Taos

2011 Cultural Institute weekend is July 21-24.

The Secret City: Los Alamos and the Atomic Age

This signature course is recommended for first-time participants.

It once was reported that there were two great loves in J. Robert Oppenheimer’s life: physics and New Mexico. The two came together at Los Alamos during World War II when he helped assemble a secret community of brilliant scientists to usher in the atomic age. This course will focus on the rich human interest of the project, the science that led to the atomic bomb’s creation and reflection on the legacy left by those uniquely gifted men and women who toiled relentlessly in the mountains of Northern New Mexico to end the most savage war of modern history. Beginning with a stop in Santa Fe on Thursday afternoon for a special introductory session, the course will continue Friday at Los Alamos and conclude Saturday in Taos.

About the Instructors
James Hopkins is a professor in the Clements Department of History in SMU’s Dedman College and an Altshuler Distinguished Teaching Professor. Stimulated in part by his father’s role in the atomic bomb attacks on Japan, he taught for many years the course Atomic Energy and the Modern World.
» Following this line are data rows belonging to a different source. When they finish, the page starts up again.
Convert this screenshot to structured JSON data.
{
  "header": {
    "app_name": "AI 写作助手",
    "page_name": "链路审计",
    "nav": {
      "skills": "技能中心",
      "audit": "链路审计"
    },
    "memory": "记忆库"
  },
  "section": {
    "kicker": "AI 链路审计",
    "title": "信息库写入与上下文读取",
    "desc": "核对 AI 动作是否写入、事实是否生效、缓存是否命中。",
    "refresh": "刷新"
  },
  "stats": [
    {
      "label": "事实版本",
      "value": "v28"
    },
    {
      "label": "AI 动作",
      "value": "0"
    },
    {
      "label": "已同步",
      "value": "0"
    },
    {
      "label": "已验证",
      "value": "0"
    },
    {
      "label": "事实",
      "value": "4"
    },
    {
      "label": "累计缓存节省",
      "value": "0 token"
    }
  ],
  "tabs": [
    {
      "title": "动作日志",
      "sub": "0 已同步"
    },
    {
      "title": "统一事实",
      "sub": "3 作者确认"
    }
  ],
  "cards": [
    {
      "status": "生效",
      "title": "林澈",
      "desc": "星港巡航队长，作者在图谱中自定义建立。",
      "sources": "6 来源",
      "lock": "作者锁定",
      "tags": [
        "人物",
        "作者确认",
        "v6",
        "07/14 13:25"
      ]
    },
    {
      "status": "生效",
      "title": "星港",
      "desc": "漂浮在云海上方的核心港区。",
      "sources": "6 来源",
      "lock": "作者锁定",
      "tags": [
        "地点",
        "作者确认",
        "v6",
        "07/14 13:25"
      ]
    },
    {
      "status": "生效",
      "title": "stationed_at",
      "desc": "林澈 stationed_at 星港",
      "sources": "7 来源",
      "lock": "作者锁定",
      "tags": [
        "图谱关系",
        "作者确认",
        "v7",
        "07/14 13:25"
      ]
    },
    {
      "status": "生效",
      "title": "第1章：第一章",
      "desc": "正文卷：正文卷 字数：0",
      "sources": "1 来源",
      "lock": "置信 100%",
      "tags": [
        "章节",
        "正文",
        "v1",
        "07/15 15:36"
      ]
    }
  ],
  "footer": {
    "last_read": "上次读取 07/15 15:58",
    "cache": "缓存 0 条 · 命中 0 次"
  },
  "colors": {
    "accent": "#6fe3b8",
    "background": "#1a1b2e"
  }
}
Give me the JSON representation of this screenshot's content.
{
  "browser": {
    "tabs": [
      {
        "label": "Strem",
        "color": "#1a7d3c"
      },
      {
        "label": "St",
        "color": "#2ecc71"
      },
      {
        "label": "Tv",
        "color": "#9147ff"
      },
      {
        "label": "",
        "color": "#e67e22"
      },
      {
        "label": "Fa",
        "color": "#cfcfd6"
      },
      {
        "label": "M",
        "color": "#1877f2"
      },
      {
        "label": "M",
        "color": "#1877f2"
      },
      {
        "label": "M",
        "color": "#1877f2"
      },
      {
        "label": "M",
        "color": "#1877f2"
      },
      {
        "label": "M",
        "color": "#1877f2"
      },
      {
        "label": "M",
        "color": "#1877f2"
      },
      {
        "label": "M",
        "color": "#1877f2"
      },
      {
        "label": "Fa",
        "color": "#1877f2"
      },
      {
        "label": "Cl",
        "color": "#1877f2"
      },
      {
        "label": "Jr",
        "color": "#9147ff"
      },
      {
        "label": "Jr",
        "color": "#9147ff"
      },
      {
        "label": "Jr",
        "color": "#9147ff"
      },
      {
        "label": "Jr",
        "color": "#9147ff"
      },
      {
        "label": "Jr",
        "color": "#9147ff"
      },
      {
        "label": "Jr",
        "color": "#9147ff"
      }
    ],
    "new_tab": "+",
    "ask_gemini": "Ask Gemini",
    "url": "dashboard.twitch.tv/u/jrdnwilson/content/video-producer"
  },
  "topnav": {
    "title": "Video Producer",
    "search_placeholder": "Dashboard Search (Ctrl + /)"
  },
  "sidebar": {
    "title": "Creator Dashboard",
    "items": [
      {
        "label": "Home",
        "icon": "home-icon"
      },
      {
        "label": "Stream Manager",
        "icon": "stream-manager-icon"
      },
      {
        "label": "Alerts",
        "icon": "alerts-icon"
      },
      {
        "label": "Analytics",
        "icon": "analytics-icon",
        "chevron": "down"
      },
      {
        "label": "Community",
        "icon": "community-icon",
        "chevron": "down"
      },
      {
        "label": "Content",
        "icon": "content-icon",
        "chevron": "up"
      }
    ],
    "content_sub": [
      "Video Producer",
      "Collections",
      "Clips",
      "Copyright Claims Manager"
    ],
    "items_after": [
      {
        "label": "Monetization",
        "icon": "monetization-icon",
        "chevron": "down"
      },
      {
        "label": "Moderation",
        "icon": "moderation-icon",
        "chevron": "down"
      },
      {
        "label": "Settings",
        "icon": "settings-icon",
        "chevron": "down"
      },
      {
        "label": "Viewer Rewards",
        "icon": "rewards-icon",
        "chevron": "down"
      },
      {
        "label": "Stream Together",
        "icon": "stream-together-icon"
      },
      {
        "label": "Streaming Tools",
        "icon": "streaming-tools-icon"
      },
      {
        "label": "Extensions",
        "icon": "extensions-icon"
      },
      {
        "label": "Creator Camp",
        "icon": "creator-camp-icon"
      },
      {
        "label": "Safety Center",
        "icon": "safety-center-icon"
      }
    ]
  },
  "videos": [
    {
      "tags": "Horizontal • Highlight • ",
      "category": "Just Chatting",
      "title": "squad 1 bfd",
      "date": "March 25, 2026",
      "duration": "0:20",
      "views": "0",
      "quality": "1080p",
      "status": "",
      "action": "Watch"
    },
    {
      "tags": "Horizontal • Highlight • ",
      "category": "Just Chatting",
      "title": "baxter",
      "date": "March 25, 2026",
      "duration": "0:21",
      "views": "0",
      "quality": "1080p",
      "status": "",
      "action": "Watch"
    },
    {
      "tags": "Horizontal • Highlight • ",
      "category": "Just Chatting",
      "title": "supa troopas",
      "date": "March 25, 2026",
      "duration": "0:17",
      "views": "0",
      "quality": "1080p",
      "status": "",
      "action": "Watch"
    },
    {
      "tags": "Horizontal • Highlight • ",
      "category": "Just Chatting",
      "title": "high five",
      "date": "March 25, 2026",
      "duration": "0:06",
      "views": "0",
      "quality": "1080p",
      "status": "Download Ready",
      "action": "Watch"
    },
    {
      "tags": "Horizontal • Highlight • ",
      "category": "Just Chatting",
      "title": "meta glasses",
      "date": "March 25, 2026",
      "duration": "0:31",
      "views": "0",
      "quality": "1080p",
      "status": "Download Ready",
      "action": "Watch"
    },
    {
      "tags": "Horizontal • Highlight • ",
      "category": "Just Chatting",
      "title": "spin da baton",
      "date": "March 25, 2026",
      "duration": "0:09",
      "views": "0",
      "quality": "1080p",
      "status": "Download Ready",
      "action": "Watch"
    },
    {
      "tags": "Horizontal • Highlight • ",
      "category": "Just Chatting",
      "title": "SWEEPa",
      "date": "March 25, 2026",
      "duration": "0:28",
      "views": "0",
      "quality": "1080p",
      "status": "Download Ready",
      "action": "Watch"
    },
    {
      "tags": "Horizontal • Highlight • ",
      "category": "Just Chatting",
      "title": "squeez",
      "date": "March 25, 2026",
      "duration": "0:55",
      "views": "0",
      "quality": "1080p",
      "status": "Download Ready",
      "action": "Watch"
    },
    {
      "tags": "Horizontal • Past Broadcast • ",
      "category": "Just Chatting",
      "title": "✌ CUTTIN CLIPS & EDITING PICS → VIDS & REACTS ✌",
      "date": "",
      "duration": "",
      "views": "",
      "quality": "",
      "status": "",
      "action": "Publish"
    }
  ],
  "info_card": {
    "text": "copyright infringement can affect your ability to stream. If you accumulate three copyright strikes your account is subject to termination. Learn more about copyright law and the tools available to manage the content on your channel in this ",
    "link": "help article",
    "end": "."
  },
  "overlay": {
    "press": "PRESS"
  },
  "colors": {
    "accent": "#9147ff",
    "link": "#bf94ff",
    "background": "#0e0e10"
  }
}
The course’s themes were developed into the film “The University and the Fate of the Earth,” which won first prize in the New York International Film Festival.

Cas Milner received his B.S. and Ph.D. degrees from the University of Texas at Austin. He has done experimental particle physics work at Brookhaven National Laboratory, Fermi National Accelerator Laboratory and the Superconducting Super Collider Laboratory. In the past, Milner has served as an adjunct professor of physics at SMU. Currently he is working at Los Alamos National Laboratory.